Opinion
13448-13448A Index No. 100005/20 Case No. 2020-04638
03-25-2021
Gregory M. Bartlett, appellant pro se. Berkman, Henoch, Peterson, Peddy & Fenchel, P.C., Garden City (Nicholas Tuffarelli of counsel), for respondents.
Gregory M. Bartlett, appellant pro se.
Berkman, Henoch, Peterson, Peddy & Fenchel, P.C., Garden City (Nicholas Tuffarelli of counsel), for respondents.
Manzanet–Daniels, J.P., Kern, Moulton, Shulman, JJ.
Judgment, Supreme Court, New York County (Barbara Jaffe, J.), entered August 21, 2020, dismissing the amended complaint, enjoining plaintiff from filing any further litigation papers in this matter as a party-plaintiff, including the purchase of any new index number without the prior written approval of the administrative judge of the court, and awarding sanctions against plaintiff in the amount of $5,925 in favor of defendants, unanimously affirmed, with costs, and the matter remanded to Supreme Court for a hearing on sanctions, including reasonable attorneys' fees, in connection with this appeal. Appeal from underlying order, same court and Justice, entered June 29, 2020, unanimously dismissed, without costs, as subsumed in the appeal from the judgment.

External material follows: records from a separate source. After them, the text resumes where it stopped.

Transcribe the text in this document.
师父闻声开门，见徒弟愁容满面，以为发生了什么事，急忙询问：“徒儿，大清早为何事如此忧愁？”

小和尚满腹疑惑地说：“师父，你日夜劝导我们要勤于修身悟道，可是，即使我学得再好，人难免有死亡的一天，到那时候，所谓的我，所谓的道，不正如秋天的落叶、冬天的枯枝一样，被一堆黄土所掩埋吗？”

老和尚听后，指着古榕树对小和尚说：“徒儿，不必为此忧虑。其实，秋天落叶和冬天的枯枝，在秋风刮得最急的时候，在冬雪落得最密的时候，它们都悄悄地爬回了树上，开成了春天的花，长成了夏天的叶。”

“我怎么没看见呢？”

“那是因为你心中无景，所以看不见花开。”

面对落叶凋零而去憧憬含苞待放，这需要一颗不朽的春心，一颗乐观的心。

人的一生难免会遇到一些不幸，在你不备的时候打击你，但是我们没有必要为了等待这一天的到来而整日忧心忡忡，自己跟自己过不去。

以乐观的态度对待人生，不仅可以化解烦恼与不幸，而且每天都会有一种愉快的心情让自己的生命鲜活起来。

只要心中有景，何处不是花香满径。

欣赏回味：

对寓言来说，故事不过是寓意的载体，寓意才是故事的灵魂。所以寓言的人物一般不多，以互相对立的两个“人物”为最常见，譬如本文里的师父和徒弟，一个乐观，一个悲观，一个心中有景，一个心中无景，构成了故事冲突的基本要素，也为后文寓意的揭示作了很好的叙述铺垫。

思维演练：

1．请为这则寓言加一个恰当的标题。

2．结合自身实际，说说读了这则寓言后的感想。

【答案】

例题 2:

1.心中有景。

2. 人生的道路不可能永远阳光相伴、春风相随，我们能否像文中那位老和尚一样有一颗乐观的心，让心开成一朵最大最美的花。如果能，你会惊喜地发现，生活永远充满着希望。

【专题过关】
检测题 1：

There is no reason to disturb the motion court's findings. This case involves a residential mortgage foreclosure action filed under index no. 105275/07, in which plaintiff has repeatedly and unsuccessfully sought to vacate a 2008 foreclosure judgment of sale. This Court has previously held that plaintiff "may not relitigate issues resolved in prior appeals in this case" ( Tribeca Lending Corp. v. Bartlett, 156 A.D.3d 519, 519, 65 N.Y.S.3d 445 [1st Dept. 2017] ; see also 121 A.D.3d 613, 994 N.Y.S.2d 306 [1st Dept. 2014] ; 103 A.D.3d 516, 959 N.Y.S.2d 432 [1st Dept. 2013] ; 84 A.D.3d 496, 923 N.Y.S.2d 451 [1st Dept. 2011] ). However, plaintiff continues to do so despite this Court's directive. Moreover, in a prior order, the motion court enjoined plaintiff from seeking to file any further motions or actions regarding the mortgage premises without first obtaining leave of the motion court. Nevertheless, he ignored the prior order and filed a new complaint, wherein he continues to relitigate prior issues.
Given plaintiff's history of vexatious litigation, the motion court properly required him to obtain written court approval before filing or serving any litigation papers concerning the 2007 foreclosure action and/or mortgaged premises, even under different index numbers (see Seldon v. Lewis Brisbois Bisgaard & Smith LLP, 116 A.D.3d 490, 491, 984 N.Y.S.2d 23 [1st Dept. 2014] ).
Sanctions were also appropriate here, "given the meritlessness of plaintiff's allegations and his maintenance of them" in the amended complaint ( id. ; see 22 NYCRR 130–1.1 [a]). Moreover, we find that the matter should be remanded to Supreme Court for a determination of the amount of expenses and attorneys' fees incurred by defendants in responding to this appeal (see Yenom Corp. v. 155 Wooster St. Inc., 33 A.D.3d 67, 75, 818 N.Y.S.2d 210 [1st Dept. 2006] ; Levy v. Carol Mgt. Corp., 260 A.D.2d 27, 34, 698 N.Y.S.2d 226 [1st Dept. 1999] ).
We have considered plaintiff's remaining arguments and find them unavailing.